Summer shook her head as she held the Union door open for Tucker. “Let it be. People gotta process their own shit in their own time.”

They were halfway through dinner when Ella joined them with a tray of cheese bread and a salad. She slid onto the bench next to Tucker and tore off a strip of bread.

“Want one?” she asked Tucker.

Tucker was already stuffed, but she took one anyway because she could always find room for garlic cheese bread.

“So what’s your deal?” Summer asked, leaning across the table and half into Tesh so she could face Ella directly. “Have you ever dated a girl?”

Ella blushed and Tucker jumped to her defense. “Hey, you didn’t quiz me when I showed up to my first meeting.”
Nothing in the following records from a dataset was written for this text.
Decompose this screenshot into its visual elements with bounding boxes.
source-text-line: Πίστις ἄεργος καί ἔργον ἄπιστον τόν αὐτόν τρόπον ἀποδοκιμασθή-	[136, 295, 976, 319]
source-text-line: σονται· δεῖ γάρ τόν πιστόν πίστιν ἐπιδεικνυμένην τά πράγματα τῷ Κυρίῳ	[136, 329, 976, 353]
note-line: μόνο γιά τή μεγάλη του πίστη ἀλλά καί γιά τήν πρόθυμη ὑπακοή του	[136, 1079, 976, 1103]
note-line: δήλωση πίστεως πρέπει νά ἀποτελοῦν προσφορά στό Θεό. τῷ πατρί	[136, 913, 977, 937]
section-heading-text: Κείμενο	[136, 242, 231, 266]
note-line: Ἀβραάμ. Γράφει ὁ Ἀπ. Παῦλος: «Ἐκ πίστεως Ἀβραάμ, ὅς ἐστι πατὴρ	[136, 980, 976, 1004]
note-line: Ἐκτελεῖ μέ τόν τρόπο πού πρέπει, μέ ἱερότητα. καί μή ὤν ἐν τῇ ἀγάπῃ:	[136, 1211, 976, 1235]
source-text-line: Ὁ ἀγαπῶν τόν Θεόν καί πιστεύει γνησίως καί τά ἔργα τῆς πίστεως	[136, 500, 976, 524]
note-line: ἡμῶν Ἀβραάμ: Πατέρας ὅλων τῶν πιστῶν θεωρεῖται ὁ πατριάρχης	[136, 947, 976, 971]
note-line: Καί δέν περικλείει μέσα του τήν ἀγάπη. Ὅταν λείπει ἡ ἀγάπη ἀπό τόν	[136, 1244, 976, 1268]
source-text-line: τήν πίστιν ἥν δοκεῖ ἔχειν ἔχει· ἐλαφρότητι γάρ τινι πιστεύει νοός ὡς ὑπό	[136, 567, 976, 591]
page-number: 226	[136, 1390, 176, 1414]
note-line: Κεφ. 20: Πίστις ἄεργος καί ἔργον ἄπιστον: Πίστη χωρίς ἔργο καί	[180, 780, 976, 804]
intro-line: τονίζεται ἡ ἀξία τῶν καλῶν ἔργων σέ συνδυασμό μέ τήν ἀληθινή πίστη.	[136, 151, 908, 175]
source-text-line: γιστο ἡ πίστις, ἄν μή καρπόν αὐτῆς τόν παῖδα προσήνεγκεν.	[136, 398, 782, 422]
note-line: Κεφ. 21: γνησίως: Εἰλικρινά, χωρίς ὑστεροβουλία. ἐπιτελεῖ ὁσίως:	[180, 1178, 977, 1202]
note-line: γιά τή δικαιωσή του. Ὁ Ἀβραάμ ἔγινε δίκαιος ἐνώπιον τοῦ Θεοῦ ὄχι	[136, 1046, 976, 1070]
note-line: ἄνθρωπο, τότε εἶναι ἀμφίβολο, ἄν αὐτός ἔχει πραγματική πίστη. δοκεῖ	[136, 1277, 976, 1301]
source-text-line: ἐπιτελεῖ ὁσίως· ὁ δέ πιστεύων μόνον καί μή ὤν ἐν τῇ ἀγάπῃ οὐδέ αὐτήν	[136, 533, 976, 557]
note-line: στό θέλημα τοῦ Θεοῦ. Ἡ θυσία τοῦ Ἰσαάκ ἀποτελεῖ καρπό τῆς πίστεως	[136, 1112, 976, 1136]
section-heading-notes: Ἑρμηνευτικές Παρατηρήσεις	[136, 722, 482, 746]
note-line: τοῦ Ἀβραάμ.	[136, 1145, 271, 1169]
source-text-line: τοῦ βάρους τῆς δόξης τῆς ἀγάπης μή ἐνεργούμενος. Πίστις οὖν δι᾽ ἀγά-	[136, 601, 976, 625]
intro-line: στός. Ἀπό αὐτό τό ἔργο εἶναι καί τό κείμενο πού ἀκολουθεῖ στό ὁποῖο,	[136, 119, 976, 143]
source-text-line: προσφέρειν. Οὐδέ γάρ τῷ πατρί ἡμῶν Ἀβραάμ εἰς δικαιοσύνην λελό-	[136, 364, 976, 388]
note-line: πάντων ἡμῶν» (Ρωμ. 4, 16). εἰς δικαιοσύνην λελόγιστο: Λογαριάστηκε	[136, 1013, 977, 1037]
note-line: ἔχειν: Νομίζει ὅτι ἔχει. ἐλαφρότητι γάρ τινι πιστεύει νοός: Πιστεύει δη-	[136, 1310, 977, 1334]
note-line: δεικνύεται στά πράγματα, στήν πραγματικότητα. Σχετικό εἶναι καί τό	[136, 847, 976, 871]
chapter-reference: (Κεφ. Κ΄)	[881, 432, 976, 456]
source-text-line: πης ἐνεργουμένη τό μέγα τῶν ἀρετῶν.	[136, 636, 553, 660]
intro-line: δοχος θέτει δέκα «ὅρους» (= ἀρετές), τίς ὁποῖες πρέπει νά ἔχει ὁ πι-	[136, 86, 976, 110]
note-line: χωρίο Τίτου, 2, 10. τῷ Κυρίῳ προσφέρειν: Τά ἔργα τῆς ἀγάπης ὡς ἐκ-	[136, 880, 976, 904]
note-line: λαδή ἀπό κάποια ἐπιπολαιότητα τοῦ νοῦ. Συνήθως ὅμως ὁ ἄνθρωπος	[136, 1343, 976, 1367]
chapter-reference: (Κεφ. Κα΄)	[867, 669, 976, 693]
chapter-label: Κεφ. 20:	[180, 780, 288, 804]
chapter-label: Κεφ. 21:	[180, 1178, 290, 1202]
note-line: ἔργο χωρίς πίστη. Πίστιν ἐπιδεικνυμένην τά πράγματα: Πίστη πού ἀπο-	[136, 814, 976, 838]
“That’ s ’cause you were clearly staring at anyone with boobs,” Summer said.

Tesh looked across the table at Ella and said softly, “Summer likes to pick on the shy girls. Sometimes it works out for her.”

Ella smiled, though the discomfort on her face didn’t vanish.

“I get it,” she said. “I’ve kissed two girls, but it was more like an experimenting thing than dating.”

“Boys?” Summer asked.

“Kind of the same boat. I went to this really small, tight-knit high school and we all knew each other for years and years so when it was time to start dating it seemed really awkward.”

“How small?” Tucker asked, eager to get the topic off Ella’s dating life, even though she was fiercely curious.

“Two hundred students total. It was a magnet school—lots of geeks.”

“Damn, that’s as small as my high school and I come from a town of five thousand,” Tucker said. “And I know what you mean about knowing everyone.”

She caught Summer’s eye and shook her head. Summer rolled her eyes.

“Well honey, you just let us know when you’re ready for us to fix you up with someone,” Summer told her.